Musical Therapy Turns to Technology
At From the Top, we recognize the benefits of musical therapy and find that there can be powerful healing in music (it’s powerful stuff!). But one composer at MIT is taking it to the next level: combining musical therapy with technology to help people with disabilities discover the joy of music, according to the Los Angeles Times.
Tod Machover’s program, Hyperscore, allows users to create artwork on a monitor, which the computer then translates into a musical score. He took Hyperscore to a hospital for patients with physical and mental disabilities, where a cerebral palsy patient named Dan Ellsey experienced the program. He did so well with Hyperscore–he made CDs and taught other patients–that he was featured in the 2008 TED conference! Other patients who used the program experienced less hallucinations and were even becoming more social.
Our own Center for the Development of the Arts Leaders became very interested in musical therapy when they worked at the Hope Lodge, where cancer patients being treated in Boston can stay for free.
They designed activities that were more interactive with the residents–including a drum circle, collaborative concerts, games, and writing about musical experiences–to help ease residents from their pain.

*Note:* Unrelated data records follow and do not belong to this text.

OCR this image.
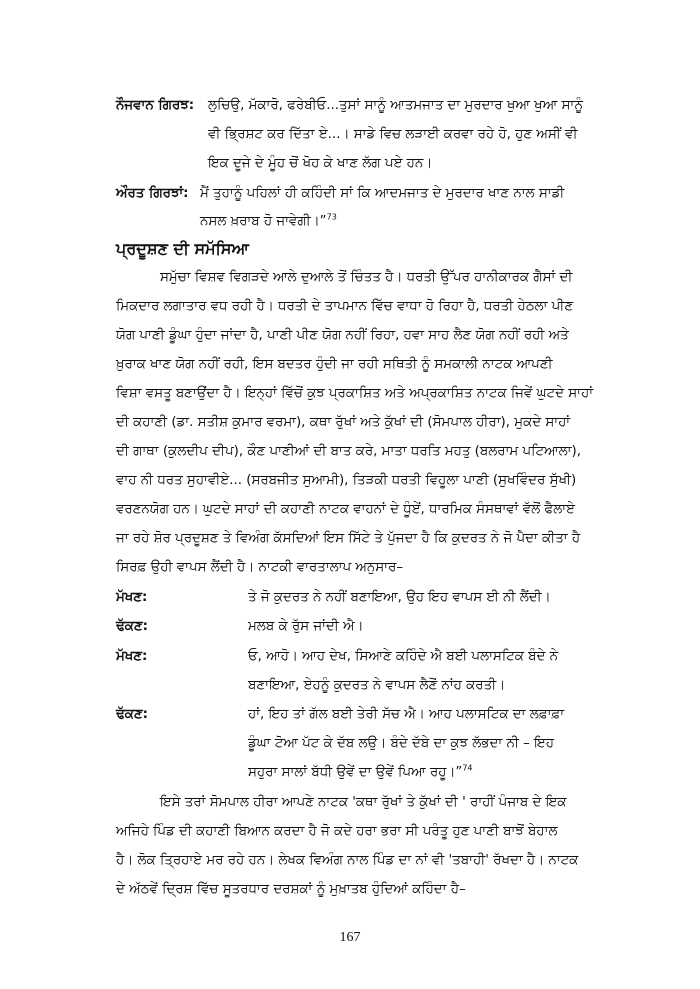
ਨੌਜਵਾਨ ਗਿਰਝ: ਲੁਚਿਉ, ਮੱਕਾਰੋ, ਫਰੇਬੀਓ...ਤੁਸਾਂ ਸਾਨੂੰ ਆਤਮਜਾਤ ਦਾ ਮੁਰਦਾਰ ਖੁਆ ਖੁਆ ਸਾਨੂੰ
ਵੀ ਭ੍ਰਿਸ਼ਟ ਕਰ ਦਿੱਤਾ ਏ...। ਸਾਡੇ ਵਿਚ ਲੜਾਈ ਕਰਵਾ ਰਹੇ ਹੋ, ਹੁਣ ਅਸੀਂ ਵੀ
ਇਕ ਦੂਜੇ ਦੇ ਮੂੰਹ ਚੋਂ ਖੋਹ ਕੇ ਖਾਣ ਲੱਗ ਪਏ ਹਨ।
ਔਰਤ ਗਿਰਝਾਂ: ਮੈਂ ਤੁਹਾਨੂੰ ਪਹਿਲਾਂ ਹੀ ਕਹਿੰਦੀ ਸਾਂ ਕਿ ਆਦਮਜਾਤ ਦੇ ਮੁਰਦਾਰ ਖਾਣ ਨਾਲ ਸਾਡੀ
ਨਸਲ ਖ਼ਰਾਬ ਹੋ ਜਾਵੇਗੀ।”$^{73}$
ਪ੍ਰਦੂਸ਼ਣ ਦੀ ਸਮੱਸਿਆ
ਸਮੁੱਚਾ ਵਿਸ਼ਵ ਵਿਗੜਦੇ ਆਲੇ ਦੁਆਲੇ ਤੋਂ ਚਿੰਤਤ ਹੈ। ਧਰਤੀ ਉੱਪਰ ਹਾਨੀਕਾਰਕ ਗੈਸਾਂ ਦੀ
ਮਿਕਦਾਰ ਲਗਾਤਾਰ ਵਧ ਰਹੀ ਹੈ। ਧਰਤੀ ਦੇ ਤਾਪਮਾਨ ਵਿੱਚ ਵਾਧਾ ਹੋ ਰਿਹਾ ਹੈ, ਧਰਤੀ ਹੇਠਲਾ ਪੀਣ
ਯੋਗ ਪਾਣੀ ਡੂੰਘਾ ਹੁੰਦਾ ਜਾਂਦਾ ਹੈ, ਪਾਣੀ ਪੀਣ ਯੋਗ ਨਹੀਂ ਰਿਹਾ, ਹਵਾ ਸਾਹ ਲੈਣ ਯੋਗ ਨਹੀਂ ਰਹੀ ਅਤੇ
ਖ਼ੁਰਾਕ ਖਾਣ ਯੋਗ ਨਹੀਂ ਰਹੀ, ਇਸ ਬਦਤਰ ਹੁੰਦੀ ਜਾ ਰਹੀ ਸਥਿਤੀ ਨੂੰ ਸਮਕਾਲੀ ਨਾਟਕ ਆਪਣੀ
ਵਿਸ਼ਾ ਵਸਤੂ ਬਣਾਉਂਦਾ ਹੈ। ਇਨ੍ਹਾਂ ਵਿੱਚੋਂ ਕੁਝ ਪ੍ਰਕਾਸ਼ਿਤ ਅਤੇ ਅਪ੍ਰਕਾਸ਼ਿਤ ਨਾਟਕ ਜਿਵੇਂ ਘੁਟਦੇ ਸਾਹਾਂ
ਦੀ ਕਹਾਣੀ (ਡਾ. ਸਤੀਸ਼ ਕੁਮਾਰ ਵਰਮਾ), ਕਥਾ ਰੁੱਖਾਂ ਅਤੇ ਕੁੱਖਾਂ ਦੀ (ਸੋਮਪਾਲ ਹੀਰਾ), ਮੁਕਦੇ ਸਾਹਾਂ
ਦੀ ਗਾਥਾ (ਕੁਲਦੀਪ ਦੀਪ), ਕੌਣ ਪਾਣੀਆਂ ਦੀ ਬਾਤ ਕਰੇ, ਮਾਤਾ ਧਰਤਿ ਮਹਤੁ (ਬਲਰਾਮ ਪਟਿਆਲਾ),
ਵਾਹ ਨੀ ਧਰਤ ਸੁਹਾਵੀਏ... (ਸਰਬਜੀਤ ਸੁਆਮੀ), ਤਿੜਕੀ ਧਰਤੀ ਵਿਹੂਲਾ ਪਾਣੀ (ਸੁਖਵਿੰਦਰ ਸੁੱਖੀ)
ਵਰਣਨਯੋਗ ਹਨ। ਘੁਟਦੇ ਸਾਹਾਂ ਦੀ ਕਹਾਣੀ ਨਾਟਕ ਵਾਹਨਾਂ ਦੇ ਧੂੰਏਂ, ਧਾਰਮਿਕ ਸੰਸਥਾਵਾਂ ਵੱਲੋਂ ਫੈਲਾਏ
ਜਾ ਰਹੇ ਸ਼ੋਰ ਪ੍ਰਦੂਸ਼ਣ ਤੇ ਵਿਅੰਗ ਕੱਸਦਿਆਂ ਇਸ ਸਿੱਟੇ ਤੇ ਪੁੱਜਦਾ ਹੈ ਕਿ ਕੁਦਰਤ ਨੇ ਜੋ ਪੈਦਾ ਕੀਤਾ ਹੈ
ਸਿਰਫ਼ ਉਹੀ ਵਾਪਸ ਲੈਂਦੀ ਹੈ। ਨਾਟਕੀ ਵਾਰਤਾਲਾਪ ਅਨੁਸਾਰ–
ਮੱਖਣ:	ਤੇ ਜੋ ਕੁਦਰਤ ਨੇ ਨਹੀਂ ਬਣਾਇਆ, ਉਹ ਇਹ ਵਾਪਸ ਈ ਨੀ ਲੈਂਦੀ।
ਢੱਕਣ:	ਮਲਬ ਕੇ ਰੁੱਸ ਜਾਂਦੀ ਐ।
ਮੱਖਣ:	ਓ, ਆਹੋ। ਆਹ ਦੇਖ, ਸਿਆਣੇ ਕਹਿੰਦੇ ਐ ਬਈ ਪਲਾਸਟਿਕ ਬੰਦੇ ਨੇ
ਬਣਾਇਆ, ਏਹਨੂੰ ਕੁਦਰਤ ਨੇ ਵਾਪਸ ਲੈਣੋਂ ਨਾਂਹ ਕਰਤੀ।
ਢੱਕਣ:	ਹਾਂ, ਇਹ ਤਾਂ ਗੱਲ ਬਈ ਤੇਰੀ ਸੱਚ ਐ। ਆਹ ਪਲਾਸਟਿਕ ਦਾ ਲਫ਼ਾਫ਼ਾ
ਡੂੰਘਾ ਟੋਆ ਪੱਟ ਕੇ ਦੱਬ ਲਉ। ਬੰਦੇ ਦੱਬੇ ਦਾ ਕੁਝ ਲੱਭਦਾ ਨੀ – ਇਹ
ਸਹੁਰਾ ਸਾਲਾਂ ਬੱਧੀ ਉਵੇਂ ਦਾ ਉਵੇਂ ਪਿਆ ਰਹੂ।”$^{74}$
ਇਸੇ ਤਰਾਂ ਸੋਮਪਾਲ ਹੀਰਾ ਆਪਣੇ ਨਾਟਕ 'ਕਥਾ ਰੁੱਖਾਂ ਤੇ ਕੁੱਖਾਂ ਦੀ ' ਰਾਹੀਂ ਪੰਜਾਬ ਦੇ ਇਕ
ਅਜਿਹੇ ਪਿੰਡ ਦੀ ਕਹਾਣੀ ਬਿਆਨ ਕਰਦਾ ਹੈ ਜੋ ਕਦੇ ਹਰਾ ਭਰਾ ਸੀ ਪਰੰਤੂ ਹੁਣ ਪਾਣੀ ਬਾਝੋਂ ਬੇਹਾਲ
ਹੈ। ਲੋਕ ਤ੍ਰਿਹਾਏ ਮਰ ਰਹੇ ਹਨ। ਲੇਖਕ ਵਿਅੰਗ ਨਾਲ ਪਿੰਡ ਦਾ ਨਾਂ ਵੀ 'ਤਬਾਹੀ' ਰੱਖਦਾ ਹੈ। ਨਾਟਕ
ਦੇ ਅੱਠਵੇਂ ਦ੍ਰਿਸ਼ ਵਿੱਚ ਸੂਤਰਧਾਰ ਦਰਸ਼ਕਾਂ ਨੂੰ ਮੁਖ਼ਾਤਬ ਹੁੰਦਿਆਂ ਕਹਿੰਦਾ ਹੈ–
167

Music therapy can have an array of benefits for a variety of different people, including children, those with mental health problems, and those with Alzheimer’s Disease. The American Music Therapy Association even produces two journals dedicated to researching music therapy.
Perhaps with future advances in technology (and a few science gurus like the MIT students ) our CDAL members can catch onto the new wave of music therapy and help others heal through the sounds they create!